Sandi rarely wore earrings, except when she went on a cruise. Then she wore long dangling earrings with lots of glittering crystals and colorful beads. She called them her “slutties,” and she wore them with formal evening attire to dinners on cruises. She bought a new pair for every cruise. “Look at the new slutties I bought for my cruise,” she’d beam. “It’s not easy being eye candy, you know.”
I wore these earrings after Sandi died. I wondered if she’d chosen a pair of her slutties to be buried in. I don’t remember which earrings I wore to her funeral in September 2018.
One morning in November 2018, almost three months after Sandi died, I wore these earrings to work. After I returned home, I discovered I had one naked ear. I hadn’t worn the rubber backs. The wire hooks were so long, I thought they couldn’t fall out.
You’d think I’d learn. [Read: Thirty Days of Earrings.] I was devastated. I tried to find the earring when I went back to work. I asked coworkers. I checked the lost and found. It was gone. My earring was single.

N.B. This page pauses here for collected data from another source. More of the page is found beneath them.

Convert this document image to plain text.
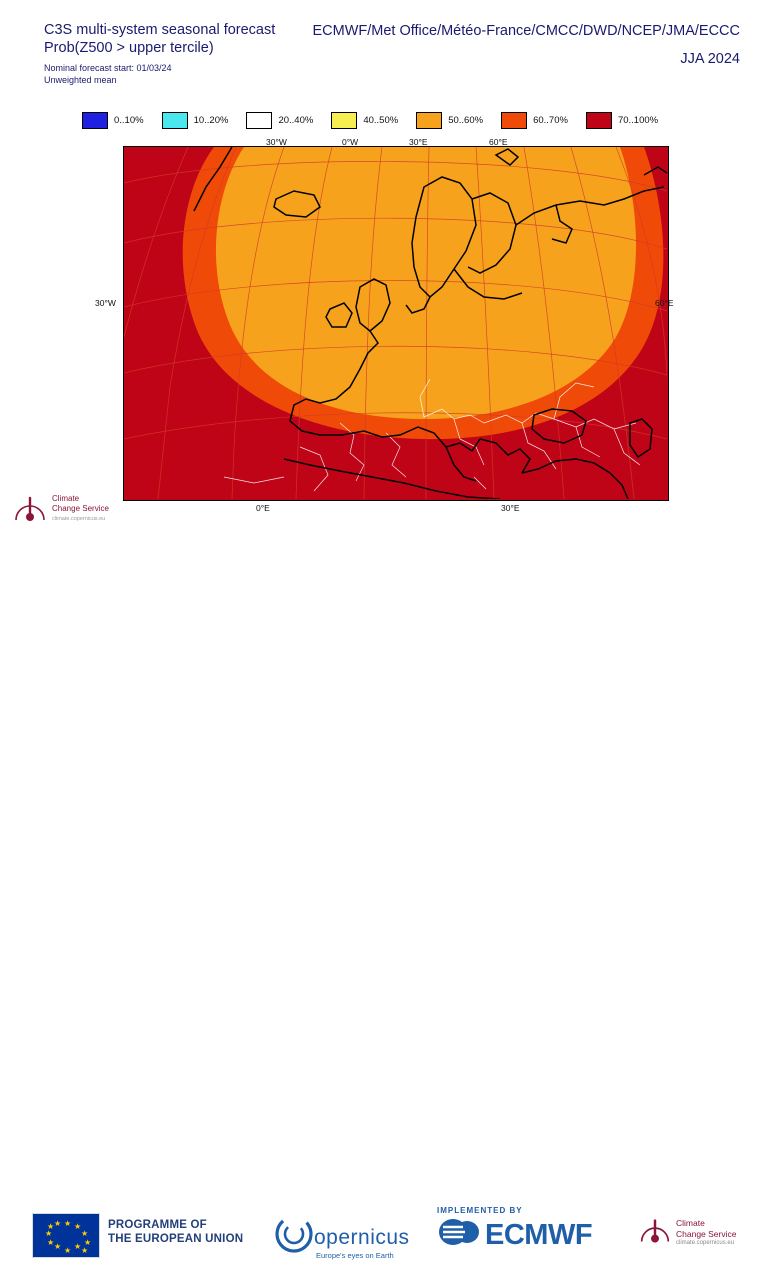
C3S multi-system seasonal forecast
Prob(Z500 > upper tercile)
Nominal forecast start: 01/03/24
Unweighted mean
ECMWF/Met Office/Météo-France/CMCC/DWD/NCEP/JMA/ECCC
JJA 2024
0..10%	10..20%	20..40%	40..50%	50..60%	60..70%	70..100%
30°W	60°E
0°E	30°E
30°W	0°W	30°E	60°E
Climate
Change Service
climate.copernicus.eu
★ ★
★
★
★
★
★
★
★
★
★ ★	PROGRAMME OF
THE EUROPEAN UNION	opernicus
Europe's eyes on Earth
IMPLEMENTED BY
ECMWF	Climate
Change Service
climate.copernicus.eu
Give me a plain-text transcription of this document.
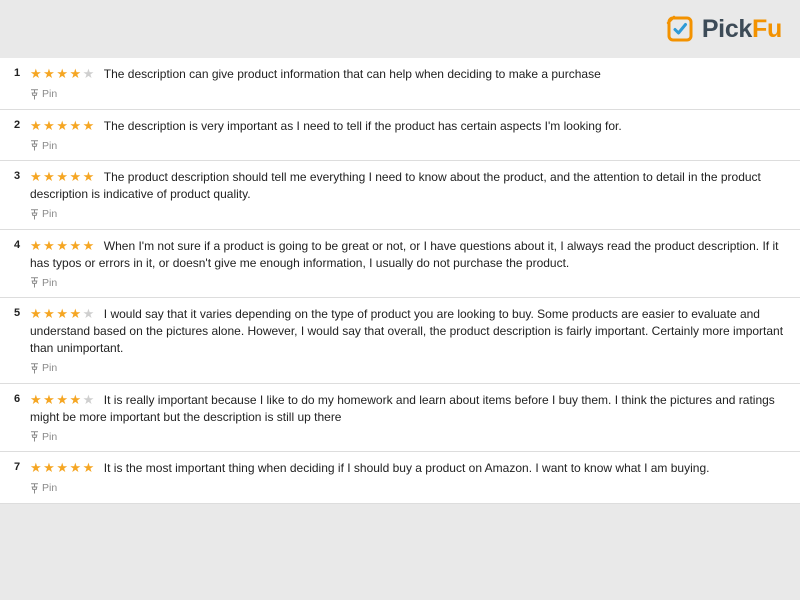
PickFu
1 ★★★★★ The description can give product information that can help when deciding to make a purchase
Pin
2 ★★★★★ The description is very important as I need to tell if the product has certain aspects I'm looking for.
Pin
3 ★★★★★ The product description should tell me everything I need to know about the product, and the attention to detail in the product description is indicative of product quality.
Pin
4 ★★★★★ When I'm not sure if a product is going to be great or not, or I have questions about it, I always read the product description. If it has typos or errors in it, or doesn't give me enough information, I usually do not purchase the product.
Pin
5 ★★★★★ I would say that it varies depending on the type of product you are looking to buy. Some products are easier to evaluate and understand based on the pictures alone. However, I would say that overall, the product description is fairly important. Certainly more important than unimportant.
Pin
6 ★★★★★ It is really important because I like to do my homework and learn about items before I buy them. I think the pictures and ratings might be more important but the description is still up there
Pin
7 ★★★★★ It is the most important thing when deciding if I should buy a product on Amazon. I want to know what I am buying.
Pin
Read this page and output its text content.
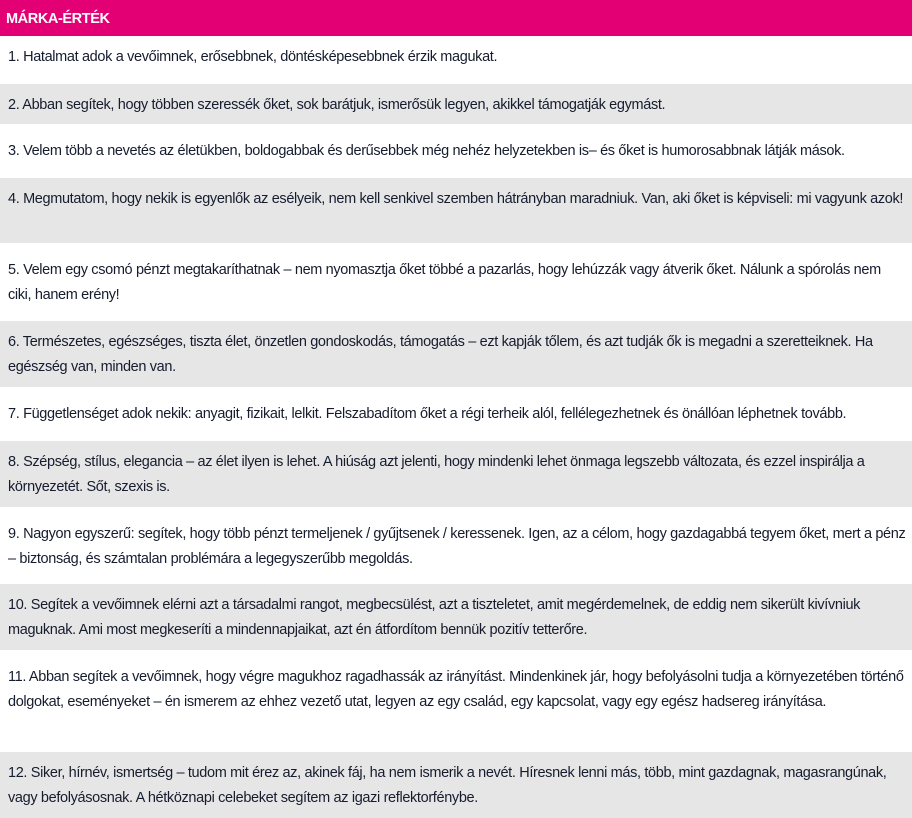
MÁRKA-ÉRTÉK
1. Hatalmat adok a vevőimnek, erősebbnek, döntésképesebbnek érzik magukat.
2. Abban segítek, hogy többen szeressék őket, sok barátjuk, ismerősük legyen, akikkel támogatják egymást.
3. Velem több a nevetés az életükben, boldogabbak és derűsebbek még nehéz helyzetekben is– és őket is humorosabbnak látják mások.
4. Megmutatom, hogy nekik is egyenlők az esélyeik, nem kell senkivel szemben hátrányban maradniuk. Van, aki őket is képviseli: mi vagyunk azok!
5. Velem egy csomó pénzt megtakaríthatnak – nem nyomasztja őket többé a pazarlás, hogy lehúzzák vagy átverik őket. Nálunk a spórolás nem ciki, hanem erény!
6. Természetes, egészséges, tiszta élet, önzetlen gondoskodás, támogatás – ezt kapják tőlem, és azt tudják ők is megadni a szeretteiknek. Ha egészség van, minden van.
7. Függetlenséget adok nekik: anyagit, fizikait, lelkit. Felszabadítom őket a régi terheik alól, fellélegezhetnek és önállóan léphetnek tovább.
8. Szépség, stílus, elegancia – az élet ilyen is lehet. A hiúság azt jelenti, hogy mindenki lehet önmaga legszebb változata, és ezzel inspirálja a környezetét. Sőt, szexis is.
9. Nagyon egyszerű: segítek, hogy több pénzt termeljenek / gyűjtsenek / keressenek. Igen, az a célom, hogy gazdagabbá tegyem őket, mert a pénz – biztonság, és számtalan problémára a legegyszerűbb megoldás.
10. Segítek a vevőimnek elérni azt a társadalmi rangot, megbecsülést, azt a tiszteletet, amit megérdemelnek, de eddig nem sikerült kivívniuk maguknak. Ami most megkeseríti a mindennapjaikat, azt én átfordítom bennük pozitív tetterőre.
11. Abban segítek a vevőimnek, hogy végre magukhoz ragadhassák az irányítást. Mindenkinek jár, hogy befolyásolni tudja a környezetében történő dolgokat, eseményeket – én ismerem az ehhez vezető utat, legyen az egy család, egy kapcsolat, vagy egy egész hadsereg irányítása.
12. Siker, hírnév, ismertség – tudom mit érez az, akinek fáj, ha nem ismerik a nevét. Híresnek lenni más, több, mint gazdagnak, magasrangúnak, vagy befolyásosnak. A hétköznapi celebeket segítem az igazi reflektorfénybe.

I began a quest to find another pair. I bought these earrings in 2017, so in 2018, they were last year’s design made by the company Silver Forest. For years I’d seen their earrings displayed in many gift shops. So, whenever I entered a gift shop in Minnesota, Wisconsin, or Michigan, I checked to see if they carried Silver Forest earrings. I often found their displays, but I never found the same pair of earrings.
Then it occurred to me to look up the company on the internet. Turns out they will repair a broken earring or replace a lost earring if they still have the design elements. But I had to send the remaining earring back to them so they could match the new one to it. For sentimental reasons I was afraid of losing the remaining earring.
Already in the spirit of internet searching, I turned to Amazon. I searched through almost one hundred pairs of Silver Forest earrings, but I found them. Now I have three identical earrings. I don’t know which one is the original mate of the lost earring.
When I told this story to someone, they asked me if I still had the original earring. “Of course,” I said. “What if I’d thrown it out then found the other one?” I know a woman who lost an earring but refused to throw the other one away. Months later, in the spring after the snow and ice melted in her driveway, she found her lost earring. And it was unscathed.
I like to think Sandi has my lost earring in heaven with her, and when I see her someday, she will hold out her palm with my earring and say, “Did you lose something?” before she even says hello.
And I will respond, “How the heck did you get that?”
She will answer with one of her favorite retorts, “Let me splain it to you, Lucy. It doesn’t matter how long the hooks are on a pair of earrings—always wear the rubber backings.”